Right of Access to Inspect and Copy: You have the right to inspect (which means see or review) and receive a copy of health information about you that we maintain in certain groups of records. If we maintain your medical records in an Electronic Health Record (EHR) system, you may obtain an electronic copy of your medical records. You may also instruct us in writing to send an electronic copy of your medical records to a third party. We may charge you a reasonable fee for our costs for sending the electronic copy of your health information to a third party. If you would like to inspect or receive a copy of health information about you, you must complete a HIPAA request form.

We may deny your request in certain circumstances. If we deny your request, we will explain in writing our reason for the denial.

Amend Information: If you believe that information in your record is incorrect, or if important information is missing, you have the right to request that we correct the existing information or add the missing information. We may deny your request in certain circumstances. If we deny your request, we will explain in writing our reason for the denial. You will have the opportunity to send us a statement explaining why you disagree with our decision to deny your amendment request and we will share your statement whenever we disclose the information in the future.

Accounting of Disclosures: You have the right to receive an accounting (which means a detailed listing) of disclosures that we have made for the previous six (6) years. If you would like to receive an accounting, you may do so by submitting a written request for the accounting. Except as provided below, the accounting will not include several types of disclosures, including disclosures for treatment, payment or healthcare operations.

If we maintain your medical records in an Electronic Health Record (EHR) system, you may request that we include in the accounting disclosures for treatment, payment or healthcare operations.

If you request an accounting more than once every twelve (12) months, we may charge you a fee to cover the costs of preparing the accounting.

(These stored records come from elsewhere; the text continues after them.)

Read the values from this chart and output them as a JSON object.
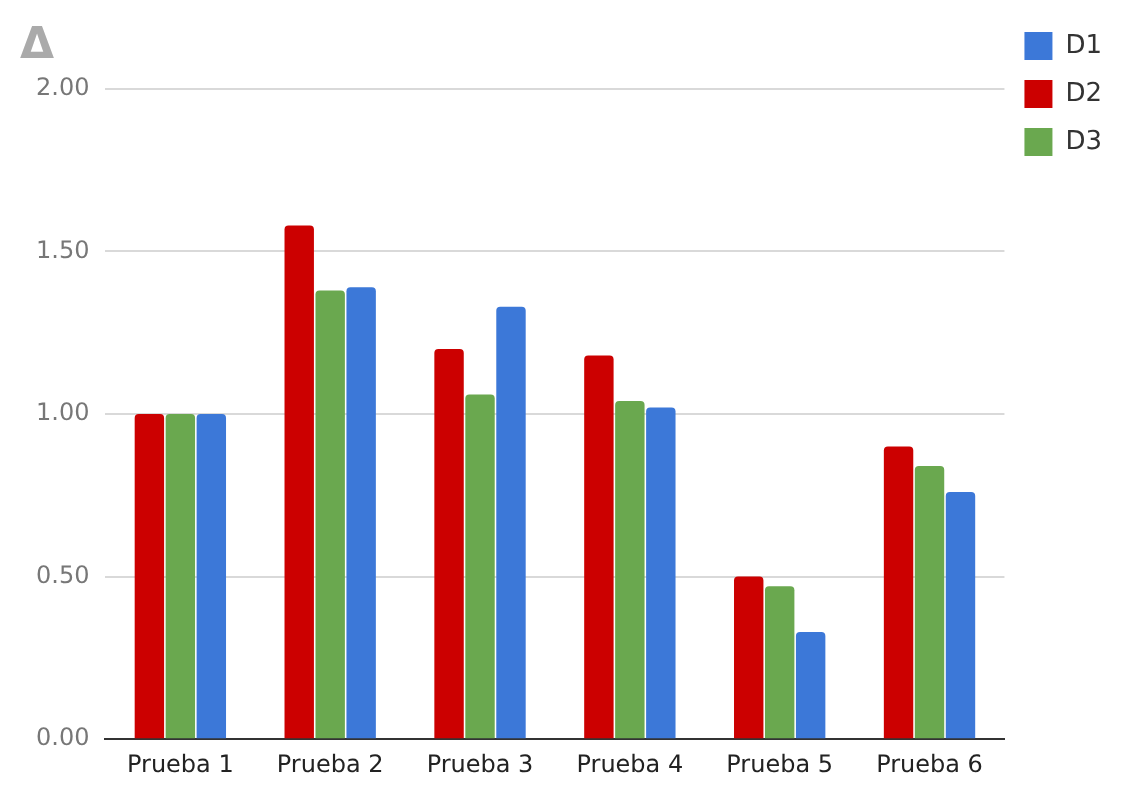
{
  "chart_data": {
    "type": "bar",
    "title": "Δ",
    "categories": [
      "Prueba 1",
      "Prueba 2",
      "Prueba 3",
      "Prueba 4",
      "Prueba 5",
      "Prueba 6"
    ],
    "series": [
      {
        "name": "D2",
        "color": "#cc0000",
        "values": [
          1.0,
          1.58,
          1.2,
          1.18,
          0.5,
          0.9
        ]
      },
      {
        "name": "D3",
        "color": "#6aa84f",
        "values": [
          1.0,
          1.38,
          1.06,
          1.04,
          0.47,
          0.84
        ]
      },
      {
        "name": "D1",
        "color": "#3c78d8",
        "values": [
          1.0,
          1.39,
          1.33,
          1.02,
          0.33,
          0.76
        ]
      }
    ],
    "ylim": [
      0,
      2
    ],
    "yticks": [
      {
        "value": 0,
        "label": "0.00"
      },
      {
        "value": 0.5,
        "label": "0.50"
      },
      {
        "value": 1,
        "label": "1.00"
      },
      {
        "value": 1.5,
        "label": "1.50"
      },
      {
        "value": 2,
        "label": "2.00"
      }
    ],
    "grid": "y",
    "legend": "right"
  }
}
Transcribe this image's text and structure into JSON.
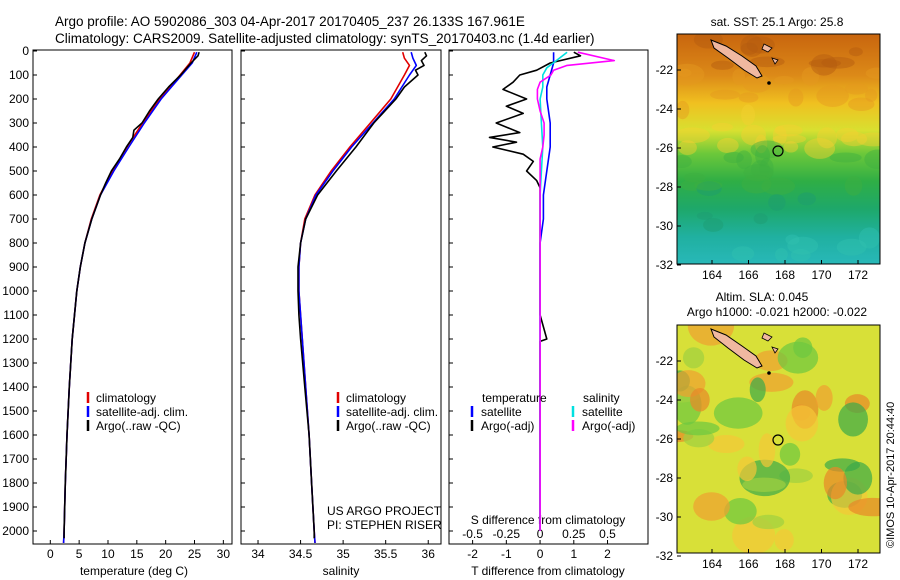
{
  "header": {
    "line1": "Argo profile: AO 5902086_303 04-Apr-2017 20170405_237 26.133S 167.961E",
    "line2": "Climatology: CARS2009. Satellite-adjusted climatology: synTS_20170403.nc (1.4d earlier)"
  },
  "colors": {
    "climatology": "#e00000",
    "satellite": "#0000ff",
    "argo": "#000000",
    "satellite_s": "#00e0e0",
    "argo_s": "#ff00ff"
  },
  "depth_ticks": [
    "0",
    "100",
    "200",
    "300",
    "400",
    "500",
    "600",
    "700",
    "800",
    "900",
    "1000",
    "1100",
    "1200",
    "1300",
    "1400",
    "1500",
    "1600",
    "1700",
    "1800",
    "1900",
    "2000"
  ],
  "temperature_panel": {
    "xlabel": "temperature (deg C)",
    "xticks": [
      "0",
      "5",
      "10",
      "15",
      "20",
      "25",
      "30"
    ],
    "legend": [
      "climatology",
      "satellite-adj. clim.",
      "Argo(..raw -QC)"
    ]
  },
  "salinity_panel": {
    "xlabel": "salinity",
    "xticks": [
      "34",
      "34.5",
      "35",
      "35.5",
      "36"
    ],
    "legend": [
      "climatology",
      "satellite-adj. clim.",
      "Argo(..raw -QC)"
    ],
    "credit1": "US ARGO PROJECT",
    "credit2": "PI: STEPHEN RISER"
  },
  "difference_panel": {
    "xlabel": "T difference from climatology",
    "top_label": "S difference from climatology",
    "xticks": [
      "-2",
      "-1",
      "0",
      "1",
      "2"
    ],
    "sticks": [
      "-0.5",
      "-0.25",
      "0",
      "0.25",
      "0.5"
    ],
    "legend_t_title": "temperature",
    "legend_t": [
      "satellite",
      "Argo(-adj)"
    ],
    "legend_s_title": "salinity",
    "legend_s": [
      "satellite",
      "Argo(-adj)"
    ]
  },
  "sst_map": {
    "title": "sat. SST: 25.1  Argo: 25.8",
    "yticks": [
      "-22",
      "-24",
      "-26",
      "-28",
      "-30",
      "-32"
    ],
    "xticks": [
      "164",
      "166",
      "168",
      "170",
      "172"
    ]
  },
  "sla_map": {
    "title1": "Altim. SLA: 0.045",
    "title2": "Argo h1000: -0.021 h2000: -0.022",
    "yticks": [
      "-22",
      "-24",
      "-26",
      "-28",
      "-30",
      "-32"
    ],
    "xticks": [
      "164",
      "166",
      "168",
      "170",
      "172"
    ]
  },
  "footer_credit": "©IMOS 10-Apr-2017 20:44:40",
  "chart_data": [
    {
      "type": "line",
      "title": "",
      "xlabel": "temperature (deg C)",
      "ylabel": "",
      "xlim": [
        -3,
        31.5
      ],
      "ylim": [
        2050,
        0
      ],
      "series": [
        {
          "name": "climatology",
          "y": [
            5,
            50,
            100,
            150,
            200,
            300,
            400,
            500,
            600,
            700,
            800,
            900,
            1000,
            1200,
            1400,
            1600,
            1800,
            2000,
            2050
          ],
          "x": [
            25.0,
            24.2,
            22.5,
            20.8,
            19.0,
            16.0,
            13.3,
            10.8,
            8.6,
            7.1,
            6.0,
            5.2,
            4.6,
            3.8,
            3.3,
            2.9,
            2.6,
            2.4,
            2.3
          ]
        },
        {
          "name": "satellite-adj. clim.",
          "y": [
            5,
            50,
            100,
            150,
            200,
            300,
            400,
            500,
            600,
            700,
            800,
            900,
            1000,
            1200,
            1400,
            1600,
            1800,
            2000,
            2050
          ],
          "x": [
            25.4,
            24.6,
            22.8,
            21.0,
            19.2,
            16.3,
            13.6,
            11.0,
            8.7,
            7.2,
            6.0,
            5.2,
            4.6,
            3.8,
            3.3,
            2.9,
            2.6,
            2.4,
            2.3
          ]
        },
        {
          "name": "Argo(..raw -QC)",
          "y": [
            5,
            20,
            50,
            100,
            150,
            200,
            250,
            300,
            330,
            360,
            400,
            450,
            500,
            550,
            600,
            700,
            800,
            900,
            1000,
            1200,
            1400,
            1600,
            1800,
            2000,
            2030
          ],
          "x": [
            25.8,
            25.6,
            24.4,
            22.6,
            20.5,
            18.7,
            17.2,
            15.9,
            14.5,
            14.3,
            13.2,
            12.0,
            10.6,
            9.6,
            8.7,
            7.2,
            6.0,
            5.2,
            4.6,
            3.8,
            3.3,
            2.9,
            2.6,
            2.4,
            2.4
          ]
        }
      ]
    },
    {
      "type": "line",
      "title": "",
      "xlabel": "salinity",
      "ylabel": "",
      "xlim": [
        33.8,
        36.15
      ],
      "ylim": [
        2050,
        0
      ],
      "series": [
        {
          "name": "climatology",
          "y": [
            5,
            30,
            60,
            100,
            200,
            300,
            400,
            500,
            600,
            700,
            800,
            900,
            1000,
            1100,
            1200,
            1400,
            1600,
            1800,
            2000,
            2050
          ],
          "x": [
            35.7,
            35.72,
            35.78,
            35.72,
            35.56,
            35.32,
            35.08,
            34.86,
            34.67,
            34.55,
            34.5,
            34.48,
            34.48,
            34.5,
            34.52,
            34.56,
            34.6,
            34.63,
            34.66,
            34.67
          ]
        },
        {
          "name": "satellite-adj. clim.",
          "y": [
            5,
            30,
            60,
            100,
            200,
            300,
            400,
            500,
            600,
            700,
            800,
            900,
            1000,
            1100,
            1200,
            1400,
            1600,
            1800,
            2000,
            2050
          ],
          "x": [
            35.8,
            35.82,
            35.86,
            35.78,
            35.6,
            35.35,
            35.1,
            34.88,
            34.68,
            34.56,
            34.5,
            34.48,
            34.48,
            34.5,
            34.52,
            34.56,
            34.6,
            34.63,
            34.66,
            34.67
          ]
        },
        {
          "name": "Argo(..raw -QC)",
          "y": [
            5,
            20,
            40,
            60,
            80,
            100,
            150,
            200,
            300,
            400,
            500,
            600,
            700,
            800,
            900,
            1000,
            1100,
            1200,
            1400,
            1600,
            1800,
            2000,
            2030
          ],
          "x": [
            35.96,
            35.98,
            35.92,
            35.95,
            35.85,
            35.88,
            35.72,
            35.62,
            35.36,
            35.15,
            34.92,
            34.7,
            34.56,
            34.5,
            34.47,
            34.47,
            34.48,
            34.5,
            34.55,
            34.6,
            34.63,
            34.66,
            34.66
          ]
        }
      ]
    },
    {
      "type": "line",
      "title": "",
      "xlabel": "T difference from climatology",
      "ylabel": "",
      "xlim": [
        -2.7,
        3.2
      ],
      "ylim": [
        2050,
        0
      ],
      "series": [
        {
          "name": "temperature satellite",
          "y": [
            5,
            50,
            100,
            150,
            200,
            300,
            400,
            500,
            600,
            700,
            800,
            1000,
            1500,
            2000
          ],
          "x": [
            0.4,
            0.4,
            0.3,
            0.2,
            0.2,
            0.3,
            0.3,
            0.2,
            0.1,
            0.1,
            0.0,
            0.0,
            0.0,
            0.0
          ]
        },
        {
          "name": "temperature Argo(-adj)",
          "y": [
            5,
            20,
            50,
            80,
            100,
            130,
            160,
            200,
            230,
            260,
            300,
            340,
            360,
            380,
            400,
            430,
            460,
            500,
            540,
            570,
            600,
            700,
            800,
            1000,
            1100,
            1200,
            1210,
            1400,
            1800,
            2000
          ],
          "x": [
            1.0,
            1.2,
            0.3,
            -0.1,
            -0.6,
            -0.8,
            -1.1,
            -0.4,
            -1.0,
            -0.5,
            -1.3,
            -0.6,
            -1.5,
            -0.7,
            -1.4,
            -0.5,
            -0.2,
            -0.4,
            -0.1,
            0.0,
            0.0,
            0.0,
            0.0,
            0.0,
            0.0,
            0.2,
            0.0,
            0.0,
            0.0,
            0.0
          ]
        },
        {
          "name": "salinity satellite",
          "y": [
            5,
            40,
            70,
            100,
            150,
            200,
            300,
            400,
            500,
            600,
            800,
            1200,
            2000
          ],
          "x": [
            0.2,
            0.12,
            0.05,
            0.02,
            0.02,
            0.0,
            0.01,
            0.02,
            0.01,
            0.0,
            0.0,
            0.0,
            0.0
          ]
        },
        {
          "name": "salinity Argo(-adj)",
          "y": [
            5,
            40,
            60,
            80,
            100,
            130,
            160,
            200,
            250,
            300,
            350,
            400,
            450,
            500,
            550,
            600,
            700,
            800,
            1000,
            1100,
            1200,
            1400,
            2000
          ],
          "x": [
            0.28,
            0.55,
            0.2,
            0.1,
            0.08,
            0.0,
            -0.02,
            -0.02,
            0.0,
            0.03,
            0.03,
            0.02,
            0.0,
            0.0,
            0.0,
            0.0,
            0.0,
            0.0,
            0.0,
            0.0,
            0.0,
            0.0,
            0.0
          ]
        }
      ]
    }
  ]
}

Right to Notification if a Breach of Your Protected Health Information Occurs:

You also have the right to be notified in the event of a breach of protected health information about you. If a breach of your protected health information occurs, and if that information is unsecured (not encrypted), we will notify you promptly with the following information:

 A brief description of what happened;
 A description of the health information that was involved;
 Recommended steps you can take to protect yourself from harm;
 What steps we are taking in response to the breach; and,
 Contact procedures so you can obtain further information.

Changes in Privacy Practices
We may change our privacy policies and this Notice at any time. Before we make a significant change in our policies, we will change our Notice and post the new Notice in the admissions area. You can also request a copy of our Notice at any time. For more information about our privacy practices, contact the person listed below.

Complaints
If you are concerned that we have violated your privacy rights, or if you disagree with a decision we made about your records, you may contact the person listed below. You also may send a written complaint to the U.S. Department of Health and Human Services. We will not take any action against you or change our treatment of you in any way if you file a complaint.

To file a written complaint with the federal government, please use the following contact information:

Office for Civil Rights
U.S. Department of Health and Human Services
200 Independence Avenue, S.W.
Room 509F, HHH Building
Washington, D.C. 20201

Toll-Free Phone: 1-(877) 696-6775

Website: http://www.hhs.gov/ocr/privacy/hipaa/complaints/index.html

Email: OCRComplaint@hhs.gov

To file a written complaint with us, you may deliver or mail the complaint to the Contact Person listed below.

Contact Person
If you have any questions, requests, or complaints, please contact:

Beth Conger, BSN, RN
Compliance Officer
Caldwell Medical Center
100 Medical Center Drive
Princeton, Kentucky 42445
(270) 365-0459

Or utilize Caldwell Medical Center’s Ethics Line 1-800-340-5877

YOU HAVE THE RIGHT TO OBTAIN A PAPER COPY OF THIS NOTICE UPON REQUEST.